When you zoom out from your regular perspective of the world, it’s easy to find connections everywhere you look. So-and-so knows so-and-so who introduces you to so-and-so…much like Kevin Bacon, we’re all probably separated by six degrees or less to others in ways we’d never imagine possible. Such is the story of how Nashville-based Americountry duo Stranger Friends came to be.
Oklahoma native John Martin and Florida-bred Jamie Floyd met in Nashville years ago for a chance co-writing session–everyday business in the Music City. Recently, Martin had the opportunity to write a song for a movie through a family connection. “I got my hands on the script, and it was unbelievable. I was so inspired. I didn’t know how the process worked, so I wrote one song, but I knew there was more there. It’s an independent film, and no one was in charge of the music. I knew we had to give them more,” Martin recalls. “Jamie has had a lot of success writing for film and t.v. movies, and she was the first person I called.”
Over the course of several weeks, the pair recorded a set of songs in a garage, which they believed were just demos that another artist would perform for the film. Those demos ended up being used for the movie; the movie, Dog Years, starring Burt Reynolds, premiered at The Tribeca Film Festival in April, and has been winning awards and acclaim ever since. Martin and Floyd were asked to perform in a scene in the film, and quickly assembled a group of players for the shoot. “We realized that this was the sound of a band, not just two songwriters writing for a movie,” Martin says. “We needed to run that down, and found a sound that was unique to us.” “We started writing an EP to develop our sound together, and wanted to have some music out there before the movie comes out so people can get to know us,” Floyd adds of their recent self-titled release. The album houses five tracks:
“Country Song,” written about the hustle and bustle of Nashville, and “Sacred Garden” was inspired by a walk in Salt Lake City. “We came upon this garden in a graffitied alley, kind of hidden away,” explains Floyd. “The graffiti scrawled across the wall said ‘Sacred Garden’ and we came up with a melody that sounded like that place to us.” “The talent of the session players in this band is outstanding. Whenever we play this song, I feel like we’re The Beatles,” laughs Martin. “We also stole a chord from a Harry Styles song.” For “I Ain’t Dead,” Martin asked Floyd to come up with some dark finger-picking riffs to match the title she already had for the song. “If you’e ever been written off, this is the song for you,” Martin levels of the track, which features ambient backyard sounds and auxiliary percussion in the form of a propane tank. “It was the song that got us in the door to work on the movie. It’s the song that made us realize we had something.” “November & June” is the second song they ever wrote together; it covers their history, and shows their development. After they finished the soundtrack for Dog Years, “Don’t Get Back Up” was one of the first songs created for the EP. “It’s so simple, but it’s awesome,” says Floyd. “John captured that simplicity with depth with one line, ‘When you fall in love, don’t get back up.’ It’s a great example of our songwriting language and what we’re trying to accomplish lyrically.”

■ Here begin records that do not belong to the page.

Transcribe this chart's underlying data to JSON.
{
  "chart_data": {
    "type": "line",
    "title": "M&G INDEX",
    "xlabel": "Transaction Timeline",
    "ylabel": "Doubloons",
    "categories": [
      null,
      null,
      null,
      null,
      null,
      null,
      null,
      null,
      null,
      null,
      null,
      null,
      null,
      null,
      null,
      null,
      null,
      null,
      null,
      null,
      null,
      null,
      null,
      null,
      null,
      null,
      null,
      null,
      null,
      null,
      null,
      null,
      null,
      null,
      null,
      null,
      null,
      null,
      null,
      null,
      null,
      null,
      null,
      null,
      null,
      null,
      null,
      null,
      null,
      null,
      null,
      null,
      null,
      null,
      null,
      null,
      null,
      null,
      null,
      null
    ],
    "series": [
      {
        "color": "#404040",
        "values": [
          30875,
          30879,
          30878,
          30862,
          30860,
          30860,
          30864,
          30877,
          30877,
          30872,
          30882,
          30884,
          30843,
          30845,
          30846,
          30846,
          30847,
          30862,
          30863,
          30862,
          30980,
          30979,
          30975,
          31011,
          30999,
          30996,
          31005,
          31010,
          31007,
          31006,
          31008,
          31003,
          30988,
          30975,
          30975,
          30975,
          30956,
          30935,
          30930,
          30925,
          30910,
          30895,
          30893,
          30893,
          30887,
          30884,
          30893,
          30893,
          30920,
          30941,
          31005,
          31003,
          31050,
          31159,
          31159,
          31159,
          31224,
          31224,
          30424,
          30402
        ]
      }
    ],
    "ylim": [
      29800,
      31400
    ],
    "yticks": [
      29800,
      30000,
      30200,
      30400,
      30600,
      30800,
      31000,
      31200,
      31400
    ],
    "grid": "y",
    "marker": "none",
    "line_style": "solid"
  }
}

“We have this shared love affair with the pedal steel,” Floyd continues. “We love the sound, the atmosphere it creates, it’s very cinematic and beautiful. We incorporated it heavily into our EP, and it shapes a lot of our sound,” she adds. “When we perform live, a lot of times it’s just us and a steel guitar.” “We write simple and direct songs,” Martin interjects of their style, which he describes as a blend of Everly Brothers harmonies with Tom Petty and The Heartbreakers-esque grit. “It’s almost like a throwback that sounds new,” he says. “It sounds like two people with one voice.”
Stranger Friends are currently awaiting the wide release of Dog Years and are working on their debut full-length; with connection and collaboration as the foundation of their musical partnership, they want to include others in their journey. “Stranger Friends is all about finding creative ways to collaborate with people,” explains Martin; the band celebrated the release of their EP with a show in Nashville last month, and invited visual artist Ryan Rado to paint live at the performance. “We want to use this opportunity to create a culture,” says Floyd. “You’re only one connection away from being a stranger to becoming a friend. Our connection point was music. We want to connect with others through our music, and shine a light on others’ artistic talents,” she adds. “You come to our shows as strangers, but you leave as friends.”